Par mamadou Sèye
Il y a des vérités qu’il faut avoir le courage de dire, même lorsqu’elles dérangent. Le secteur du transport, aujourd’hui en ébullition, ne peut s’exonérer d’un minimum de cohérence dans ses postures. Lorsque les prix du carburant ont connu des baisses significatives, les usagers, eux, n’en ont tiré quasiment aucun bénéfice. Aucune répercussion notable sur les tarifs, aucun geste en direction des populations déjà éprouvées par la vie chère. Mais curieusement, lorsqu’il s’agit d’entrer en confrontation avec l’Etat, certains acteurs retrouvent une vigueur revendicative sans limite.
Qu’on ne s’y trompe pas : le droit de grève est un acquis démocratique fondamental. Il est protégé, reconnu, et doit le rester. Mais il ne saurait être dévoyé. Il ne donne ni le droit d’intimider, ni celui d’empêcher d’autres citoyens de travailler. Dans une République digne de ce nom, la liberté des uns s’arrête là où commence celle des autres. Ceux qui ne se reconnaissent pas dans un mot d’ordre doivent pouvoir exercer leur activité sans subir de pressions, encore moins de violences.
Or, les faits sont têtus. Des bus ont été attaqués, vandalisés, réduits à l’état d’épaves. Des travailleurs ont été empêchés d’exercer. Des scènes indignes ont été observées. Cela ne relève plus du mouvement social, mais d’un basculement dangereux vers l’anarchie. Ces actes ne peuvent rester impunis. Il appartient aux forces de sécurité et à la justice d’identifier les auteurs, de les interpeller et de les traduire devant les juridictions compétentes. L’impunité, en la matière, serait un signal désastreux.

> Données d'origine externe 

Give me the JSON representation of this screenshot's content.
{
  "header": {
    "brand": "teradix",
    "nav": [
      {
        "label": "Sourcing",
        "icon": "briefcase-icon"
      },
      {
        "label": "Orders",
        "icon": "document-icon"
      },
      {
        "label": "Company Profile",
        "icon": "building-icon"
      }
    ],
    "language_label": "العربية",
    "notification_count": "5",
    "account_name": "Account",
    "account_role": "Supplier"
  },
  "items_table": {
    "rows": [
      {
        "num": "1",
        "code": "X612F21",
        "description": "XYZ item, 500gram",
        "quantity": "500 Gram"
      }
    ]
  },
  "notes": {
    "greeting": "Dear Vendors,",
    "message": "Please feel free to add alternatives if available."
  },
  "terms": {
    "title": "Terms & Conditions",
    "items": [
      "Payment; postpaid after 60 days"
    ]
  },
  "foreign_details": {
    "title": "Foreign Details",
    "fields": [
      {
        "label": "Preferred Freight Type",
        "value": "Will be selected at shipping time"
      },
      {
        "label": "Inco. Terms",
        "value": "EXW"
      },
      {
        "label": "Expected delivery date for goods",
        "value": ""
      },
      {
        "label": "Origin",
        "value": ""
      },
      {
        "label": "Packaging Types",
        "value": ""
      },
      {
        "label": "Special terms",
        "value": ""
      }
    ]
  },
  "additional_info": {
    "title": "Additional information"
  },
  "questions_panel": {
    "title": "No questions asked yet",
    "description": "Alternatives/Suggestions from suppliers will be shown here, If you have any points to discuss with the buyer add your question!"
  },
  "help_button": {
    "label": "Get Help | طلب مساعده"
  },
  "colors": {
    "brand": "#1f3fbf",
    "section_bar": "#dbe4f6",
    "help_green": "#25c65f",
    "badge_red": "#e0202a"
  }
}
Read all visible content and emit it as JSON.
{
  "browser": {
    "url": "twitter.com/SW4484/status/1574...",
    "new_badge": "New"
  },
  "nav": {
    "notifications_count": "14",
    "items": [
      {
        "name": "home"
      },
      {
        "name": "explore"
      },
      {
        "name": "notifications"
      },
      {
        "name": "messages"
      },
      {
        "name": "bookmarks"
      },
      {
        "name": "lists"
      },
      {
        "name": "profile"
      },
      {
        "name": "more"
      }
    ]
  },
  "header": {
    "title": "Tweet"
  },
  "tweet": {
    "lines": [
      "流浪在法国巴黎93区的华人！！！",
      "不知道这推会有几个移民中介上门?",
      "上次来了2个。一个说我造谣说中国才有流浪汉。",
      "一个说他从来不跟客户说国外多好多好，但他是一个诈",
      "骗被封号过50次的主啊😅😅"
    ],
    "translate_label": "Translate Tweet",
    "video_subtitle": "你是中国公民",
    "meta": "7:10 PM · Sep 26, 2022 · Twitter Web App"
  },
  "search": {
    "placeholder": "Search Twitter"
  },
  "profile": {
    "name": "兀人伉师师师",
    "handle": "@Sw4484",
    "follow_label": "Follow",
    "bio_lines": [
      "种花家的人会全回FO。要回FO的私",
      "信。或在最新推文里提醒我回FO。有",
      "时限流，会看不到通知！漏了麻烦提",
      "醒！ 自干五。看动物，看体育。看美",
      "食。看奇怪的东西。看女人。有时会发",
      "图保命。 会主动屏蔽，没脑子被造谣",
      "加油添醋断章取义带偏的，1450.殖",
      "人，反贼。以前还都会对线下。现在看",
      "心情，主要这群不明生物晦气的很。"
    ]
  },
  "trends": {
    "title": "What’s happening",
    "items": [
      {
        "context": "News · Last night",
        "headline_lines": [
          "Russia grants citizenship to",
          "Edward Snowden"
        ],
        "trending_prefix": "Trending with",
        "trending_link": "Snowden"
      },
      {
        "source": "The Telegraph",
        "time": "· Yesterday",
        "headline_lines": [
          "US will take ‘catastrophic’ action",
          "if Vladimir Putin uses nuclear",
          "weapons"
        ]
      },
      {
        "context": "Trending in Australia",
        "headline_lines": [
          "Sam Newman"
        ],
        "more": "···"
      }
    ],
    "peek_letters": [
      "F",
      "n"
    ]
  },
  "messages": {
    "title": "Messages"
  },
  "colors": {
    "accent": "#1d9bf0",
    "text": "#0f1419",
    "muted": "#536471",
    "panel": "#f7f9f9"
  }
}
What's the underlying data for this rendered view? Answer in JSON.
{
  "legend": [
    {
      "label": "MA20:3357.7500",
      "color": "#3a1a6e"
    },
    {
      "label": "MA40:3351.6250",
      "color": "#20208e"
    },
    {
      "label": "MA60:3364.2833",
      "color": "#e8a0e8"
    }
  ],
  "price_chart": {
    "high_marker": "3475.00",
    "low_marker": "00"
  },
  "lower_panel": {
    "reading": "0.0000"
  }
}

Autre élément troublant : les syndicats les plus représentatifs du secteur ne se sont pas engagés dans cette logique de rupture. Dès lors, une question s’impose avec acuité : qui porte réellement cette contestation ? Quelle est la légitimité de ceux qui prétendent parler au nom de tous ? Cette fragmentation du paysage syndical est en elle-même un problème, et elle fragilise toute tentative de dialogue structuré.
Car il faut bien le dire : ce qui s’est donné à voir ces derniers jours ressemble moins à un dialogue social qu’à un face-à-face confus, mal préparé, sans méthode ni hiérarchie claire des interlocuteurs. Un terrain idéal pour les incompréhensions, les postures et, au final, le blocage. L’Etat doit en tirer les leçons. Le dialogue ne peut être efficace que s’il est organisé, encadré et fondé sur des interlocuteurs légitimes et identifiés.
Mais au-delà du dialogue, il y a une exigence immédiate : celle de l’ordre public. A la veille de la reprise après le Lundi de Pâques, des milliers de Sénégalais doivent pouvoir regagner leurs lieux de travail, envoyer leurs enfants à l’école, circuler sans crainte. La continuité de la vie nationale ne peut être prise en otage.
Les autorités compétentes doivent donc agir avec fermeté et discernement :
sécuriser les axes, protéger les travailleurs, garantir la libre circulation, et faire respecter la loi. Il ne s’agit pas de briser un mouvement social, mais de préserver la République contre les dérives qui la menacent.
Le Sénégal ne peut s’installer dans un désordre permanent, rythmé par des mots d’ordre fluctuants et des démonstrations de force improvisées. Ce pays a besoin de stabilité, de règles claires, et d’un minimum de discipline collective.
Il faut faire face au charivari. Non pas par la brutalité, mais par l’autorité légitime, celle qui protège, qui régule et qui rassure.